We were walking by the old Waterville High School in falling snow, growing darkness and a high wind.

My walking partner, an ancient graduate, sniffed, pulled his wool hat down over his ears and grumbled, “They can call it Gilman Apartments, Gilman Plaza, Gilman Tropical Gardens — It’s still the old Waterville High. I couldn’t wait to get out of there. Why would anyone want to go back?”

I listed the virtues of living in town and how people loved the splendid accommodations and fabulous views. He would have none of it. “I heard that it’s haunted,” he said.

Most would scoff at this idea, but then most don’t believe in ghosts and haunted buildings. I do. He said a passerby had seen a crying boy in a basketball uniform looking out of one of the top windows.

Most would scoff at this idea, but then most don’t believe in ghosts and haunted buildings. I do. He said a passerby had seen a crying boy in a basketball uniform looking out of one of the top windows.

“Probably that kid in my class who blew the tying basket shot and lost the championship.”

She, who is a practiced and I suspect, licensed, “scoffer,” leaves the room when I try to tell her about this. I pointed out to her that I read somewhere online that there is an old haunted high school in Austin, Texas, where a Spanish teacher roams the halls late at night.

I thought this would be of interest to her as she is a Spanish teacher. She informed me that if it’s late at night, “She’s not a teacher, unless she didn’t get her papers done before she died.” She went back to correcting her papers and refused to consider it further. I knew she was going to say that. Before she fell asleep last night, I asked her if she would like to have one of those swell apartments down there.

“Not if it’s haunted.” I knew then that I had made a dent in her “scofferness.”

My sister in St. Louis emailed me that they’re talking about doing the same thing with my old school there. She said that if I decided to really retire instead of playing at it, and if I got tired of the cold, I could come home and get a swell loft there.

“It’s up where you used to sneak out with Rosemary DeBranco,” she said.

I wrote and asked if she had heard anything about the school being haunted. I got an out-of-office reply.

Curious, I researched on line, and it’s a fact that paranormal occurrences happen all the time in “re-fitted” buildings, like former schools, convents and churches.

This leads me to worry about Waterville’s plan to tear down the old French St. Francis Church and build low-cost housing for seniors. Urban planners, not always a paranormal-sensitive bunch, don’t realize that just because the building is gone doesn’t change anything. The ghosts are still hanging around.

To those in my clan, we know it’s because they now have nowhere to go, no rooms to haunt or dishes to rattle. The ghosts are now homeless and in all the world of the supernatural, there’s nothing worse than a homeless ghost. They’re going to float around and make trouble.

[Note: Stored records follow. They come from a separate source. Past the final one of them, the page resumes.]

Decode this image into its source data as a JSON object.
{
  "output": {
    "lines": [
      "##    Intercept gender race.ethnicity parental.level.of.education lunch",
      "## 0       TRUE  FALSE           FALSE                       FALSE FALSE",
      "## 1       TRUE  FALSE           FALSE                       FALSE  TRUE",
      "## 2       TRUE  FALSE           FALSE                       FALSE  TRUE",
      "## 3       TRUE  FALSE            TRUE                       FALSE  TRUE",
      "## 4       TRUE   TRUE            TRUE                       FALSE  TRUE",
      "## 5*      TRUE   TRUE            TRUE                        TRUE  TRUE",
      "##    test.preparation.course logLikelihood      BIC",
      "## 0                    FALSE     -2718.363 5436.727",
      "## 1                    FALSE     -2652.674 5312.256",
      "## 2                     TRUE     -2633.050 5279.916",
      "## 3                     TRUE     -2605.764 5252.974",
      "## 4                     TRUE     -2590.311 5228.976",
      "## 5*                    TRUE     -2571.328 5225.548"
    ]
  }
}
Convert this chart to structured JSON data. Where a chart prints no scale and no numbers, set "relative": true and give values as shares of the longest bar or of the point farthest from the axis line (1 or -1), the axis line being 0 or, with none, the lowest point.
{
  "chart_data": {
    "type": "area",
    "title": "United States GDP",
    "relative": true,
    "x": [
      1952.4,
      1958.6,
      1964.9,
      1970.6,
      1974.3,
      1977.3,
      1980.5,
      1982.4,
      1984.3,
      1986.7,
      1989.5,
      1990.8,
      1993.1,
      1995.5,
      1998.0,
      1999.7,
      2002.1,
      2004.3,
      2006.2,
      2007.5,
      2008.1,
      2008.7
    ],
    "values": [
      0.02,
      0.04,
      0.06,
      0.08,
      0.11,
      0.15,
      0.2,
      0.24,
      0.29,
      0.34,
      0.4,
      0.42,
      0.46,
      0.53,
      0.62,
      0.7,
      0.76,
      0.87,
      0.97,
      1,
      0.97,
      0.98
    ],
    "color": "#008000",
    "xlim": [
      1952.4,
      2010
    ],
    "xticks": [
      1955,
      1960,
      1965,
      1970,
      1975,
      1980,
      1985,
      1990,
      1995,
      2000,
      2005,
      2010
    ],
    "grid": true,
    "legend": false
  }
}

In New York, many years ago, while waiting for a personal reading in a fortune teller’s shop, I came upon an article about this small town in Mississippi that had “floating” ghosts. Urban renewal had torn down some old “haunted” mansions. The “homeless” ghosts went about extinguishing street lights, “flickering” marquees and disrupting traffic lights.

Homeless ghosts. I’m just saying.

I wouldn’t be surprised that before long tenants of the Gilman apartments begin hearing basketballs being bounced in the middle of the night, seeing chalk dust on the floor and hearing running in the halls.

They may even hear sobbing in those areas where the locker bays once stood. Many hearts were broken in those halls in days gone by.

No matter how swell those apartments are, they will lose their charm when tenants begin smelling that awful lunch time cooking. Those lunch room ladies die hard.